Jude Law, with a bland suit and sinister, thinning combover plays Putin, described as the “tsar” throughout, convincingly fabricating Putin mannerisms like the thin smile, the wince of disgust at weakness or disloyalty, and the brief, fastidious handshake with cowed visitors followed by the curt gesture to the chair where they should sit. (This is in the era before petitioners and diplomats were made to sit at the end of a table the size of an aircraft carrier.) And the (supposedly) fascinating and enigmatic Baranov (the Surkov-style “wizard” or Rasputin-esque power behind the throne) is played by Paul Dano; a former liberal idealist, theatre producer and enthusiast for the anti-Stalin satirical novel We by Yevgeny Zamyatin, which inspired Orwell – but which Surkov, as he climbs the Putin ladder of power, effectively comes to regard as a blueprint for sophisticated repression.
Sadly, Dano’s performance consists of a one-note, smirking, singsong dialogue delivery, almost as if he is speaking under hypnosis, which is soporific both in the way he does it on camera and in the interminable voiceover that drones its way through almost the entire film. (He is supposedly telling his story in flashback to a visiting American academic played by Jeffrey Wright.) Dano’s undirected, undifferentiated portrayal doesn’t have a fraction of the style and subtlety of, say, his performance as Count Bezhukov in the BBC’s War and Peace. And in fact the whole movie is completely without the style and real insight of the comparable fictions we’ve seen lately, such as Peter Morgan’s stage play Patriots, whose London production had Tom Hollander as Berezovsky and Will Keen as Putin, or Kirill Serebrinnikov’s film Limonov: The Ballad with Ben Whishaw as former punk author turned Russian ultra-nationalist Eduard Limonov – who shows up briefly and far less excitingly in this film. Oddly, the Serebrennikov film was based on Emmanuel Carrère’s biographical novel.
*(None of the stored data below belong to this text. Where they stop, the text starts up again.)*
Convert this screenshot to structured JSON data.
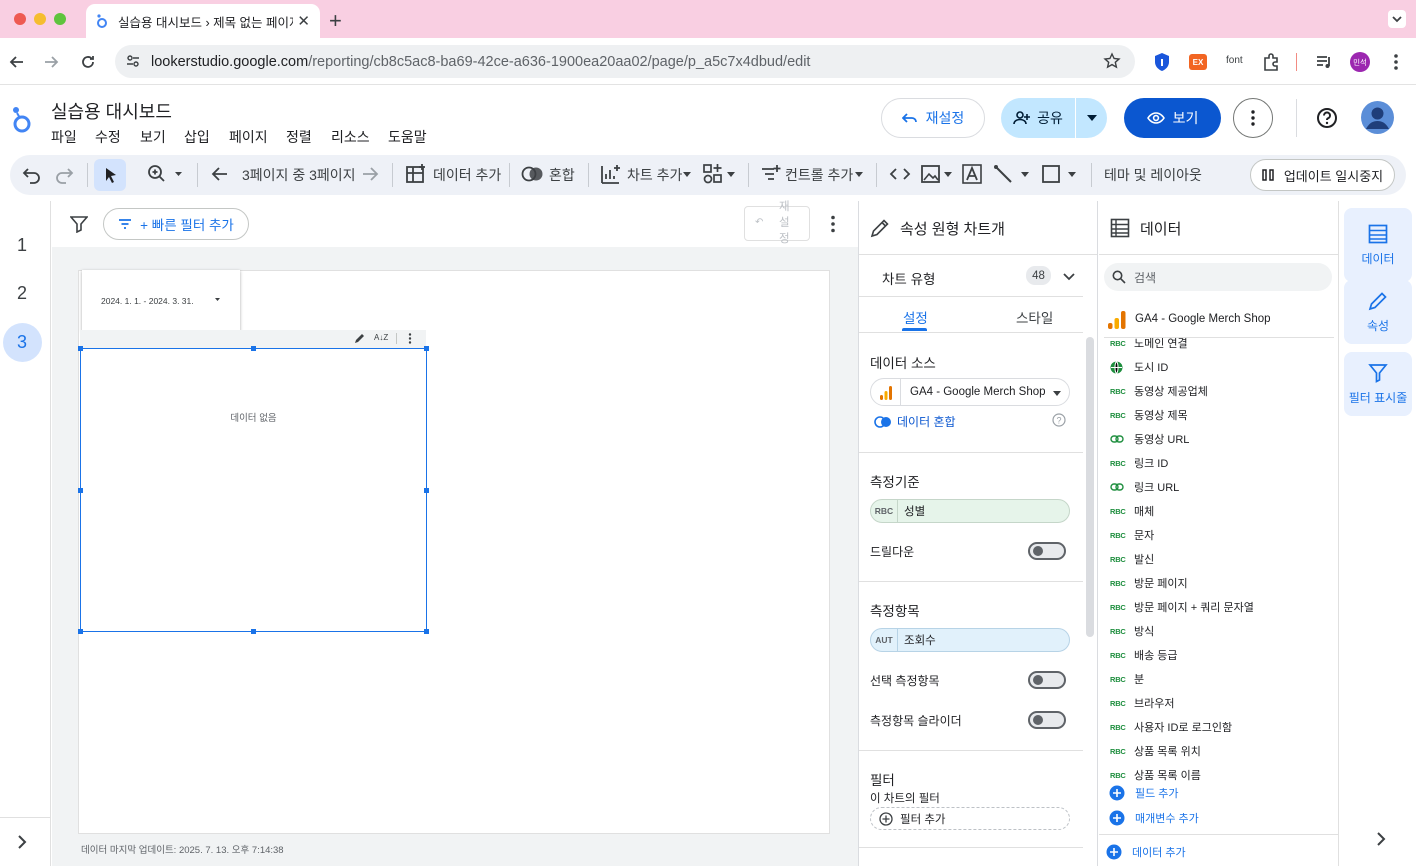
{
  "browser": {
    "tab_title": "실습용 대시보드 › 제목 없는 페이지",
    "url_host": "lookerstudio.google.com",
    "url_path": "/reporting/cb8c5ac8-ba69-42ce-a636-1900ea20aa02/page/p_a5c7x4dbud/edit",
    "ext_font_label": "font",
    "ext_ex_label": "EX",
    "profile_label": "민석"
  },
  "app": {
    "title": "실습용 대시보드",
    "menu": [
      "파일",
      "수정",
      "보기",
      "삽입",
      "페이지",
      "정렬",
      "리소스",
      "도움말"
    ],
    "reset_label": "재설정",
    "share_label": "공유",
    "view_label": "보기"
  },
  "toolbar": {
    "page_nav": "3페이지 중 3페이지",
    "add_data": "데이터 추가",
    "blend": "혼합",
    "add_chart": "차트 추가",
    "add_control": "컨트롤 추가",
    "theme_layout": "테마 및 레이아웃",
    "pause_updates": "업데이트 일시중지"
  },
  "pages": [
    "1",
    "2",
    "3"
  ],
  "canvas": {
    "quick_filter": "+ 빠른 필터 추가",
    "reset_vertical": "재설정",
    "date_range": "2024. 1. 1. - 2024. 3. 31.",
    "no_data": "데이터 없음",
    "last_updated": "데이터 마지막 업데이트: 2025. 7. 13. 오후 7:14:38"
  },
  "props": {
    "header": "속성 원형 차트개",
    "chart_type_label": "차트 유형",
    "chart_type_badge": "48",
    "tab_setup": "설정",
    "tab_style": "스타일",
    "data_source_title": "데이터 소스",
    "data_source_value": "GA4 - Google Merch Shop",
    "blend_data": "데이터 혼합",
    "dimension_title": "측정기준",
    "dimension_tag": "RBC",
    "dimension_value": "성별",
    "drilldown": "드릴다운",
    "metric_title": "측정항목",
    "metric_tag": "AUT",
    "metric_value": "조회수",
    "optional_metrics": "선택 측정항목",
    "metric_slider": "측정항목 슬라이더",
    "filter_title": "필터",
    "chart_filter": "이 차트의 필터",
    "add_filter": "필터 추가"
  },
  "datapanel": {
    "header": "데이터",
    "search_placeholder": "검색",
    "source": "GA4 - Google Merch Shop",
    "fields": [
      {
        "type": "RBC",
        "name": "노메인 연결"
      },
      {
        "type": "geo",
        "name": "도시 ID"
      },
      {
        "type": "RBC",
        "name": "동영상 제공업체"
      },
      {
        "type": "RBC",
        "name": "동영상 제목"
      },
      {
        "type": "link",
        "name": "동영상 URL"
      },
      {
        "type": "RBC",
        "name": "링크 ID"
      },
      {
        "type": "link",
        "name": "링크 URL"
      },
      {
        "type": "RBC",
        "name": "매체"
      },
      {
        "type": "RBC",
        "name": "문자"
      },
      {
        "type": "RBC",
        "name": "발신"
      },
      {
        "type": "RBC",
        "name": "방문 페이지"
      },
      {
        "type": "RBC",
        "name": "방문 페이지 + 쿼리 문자열"
      },
      {
        "type": "RBC",
        "name": "방식"
      },
      {
        "type": "RBC",
        "name": "배송 등급"
      },
      {
        "type": "RBC",
        "name": "분"
      },
      {
        "type": "RBC",
        "name": "브라우저"
      },
      {
        "type": "RBC",
        "name": "사용자 ID로 로그인함"
      },
      {
        "type": "RBC",
        "name": "상품 목록 위치"
      },
      {
        "type": "RBC",
        "name": "상품 목록 이름"
      }
    ],
    "add_field": "필드 추가",
    "add_param": "매개변수 추가",
    "add_data": "데이터 추가"
  },
  "rail": {
    "data": "데이터",
    "props": "속성",
    "filter": "필터 표시줄"
  },
  "colors": {
    "accent": "#1a73e8",
    "tabbar": "#f9cfe2",
    "toolbar": "#eef1f7",
    "dimension_chip": "#e6f4ea",
    "metric_chip": "#e1f1fb"
  }
}
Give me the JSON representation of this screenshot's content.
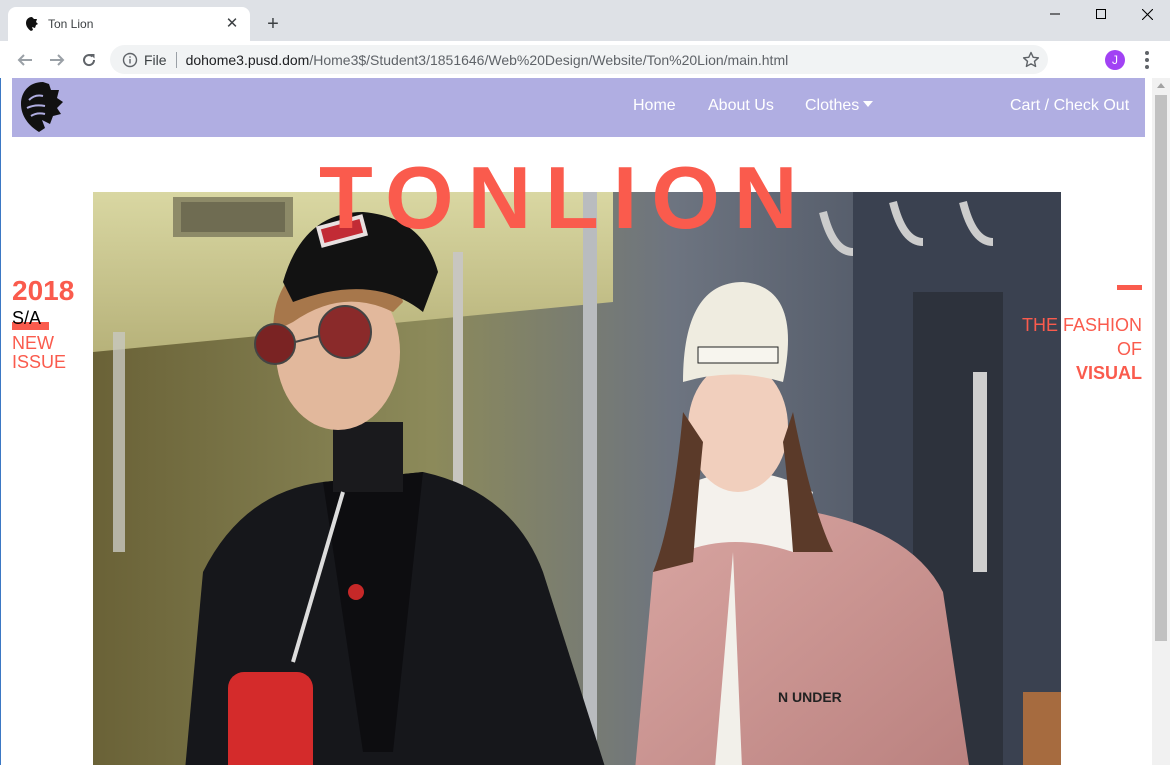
{
  "browser": {
    "tab_title": "Ton Lion",
    "file_label": "File",
    "url_host": "dohome3.pusd.dom",
    "url_path": "/Home3$/Student3/1851646/Web%20Design/Website/Ton%20Lion/main.html",
    "profile_initial": "J",
    "profile_color": "#a142f4"
  },
  "site": {
    "logo_text": "Ton Lion",
    "nav": {
      "home": "Home",
      "about": "About Us",
      "clothes": "Clothes",
      "cart": "Cart / Check Out"
    },
    "nav_color": "#b0aee2",
    "accent_color": "#fa5b4d"
  },
  "hero": {
    "title": "TONLION",
    "left": {
      "year": "2018",
      "season": "S/A",
      "issue_line1": "NEW",
      "issue_line2": "ISSUE"
    },
    "right": {
      "line1": "THE FASHION",
      "line2": "OF",
      "line3": "VISUAL"
    },
    "photo_description_icons": [
      "subway-train-interior",
      "couple-in-winter-jackets"
    ]
  }
}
Law keeps the movie ticking over with his chilly impersonation of power – part pope, part mobster – but the movie is not especially interested in digging very deeply into his personality. I would love to see instead a Putin movie that shows the true story of how Putin, very excited at the Russian director Andrei Zvyagintsev’s Venice Golden Lion victory for The Return in 2003, invited him to tea at the Kremlin and exuberantly brandished his (pirated) DVD copy of the movie. But The Wizard of the Kremlin just feels pointless in its knowing cynicism, right up to the silly, unearned flourish of violence at the very end. Dano’s character doesn’t seem plausible, either as a young liberal or as a fully fledged political power broker, or as the retired bittersweet narrator of the present day. His performance is bloodless … and without magic.
• The Wizard of the Kremlin screened at the Venice film festival.